Una questione di metodo…
Evus. La storia svelata. Mi piace l’etimologia del verbo svelare. Esso indica l’azione contraria di coprire con un velo e quindi assume il significato di palesare qualcosa o qualcuno, cioè di liberare l’oggetto dal velo che lo nascondeva.
Rivelare ha un significato simile, derivando dall’unione di “re” – che sta per tirare indietro – e di “velare” – che significa togliere il velo. Svelare un oggetto equivale dunque a tirare indietro da esso quella cortina che era servita a coprirlo, a celarlo.

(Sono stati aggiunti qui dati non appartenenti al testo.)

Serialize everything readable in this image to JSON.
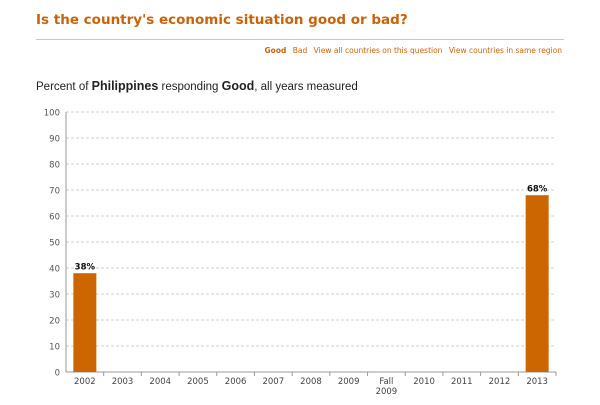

E’ bello sapere che molti veli possono essere rimossi, rivelando aspetti finora rimasti celati , e che storie restate nascoste nel buio possono improvvisamente tornare a parlare di sé.
Sono molte le “storie” del nostro passato che non si trovano nei libri di storia, alcune perchè scomode e volutamente ignorate, altre perchè abilmente mistificate.
Quanti eventi passati sono finiti per essere dimenticati, e quanti personaggi importanti sono stati incompresi o male interpretati.
E quante lacune tra damnatio memoriae, fonti distrutte o celate, testimonianze perdute, fatti e personaggi strumentalizzati.
Per fortuna sono tante anche le “storie” le cui tracce sembravano perdute, e che invece un giorno riemergono in superficie. A volte sembra quasi che vivanro di vita propria e chiedano di farsi trovare, di essere comprese e raccontate.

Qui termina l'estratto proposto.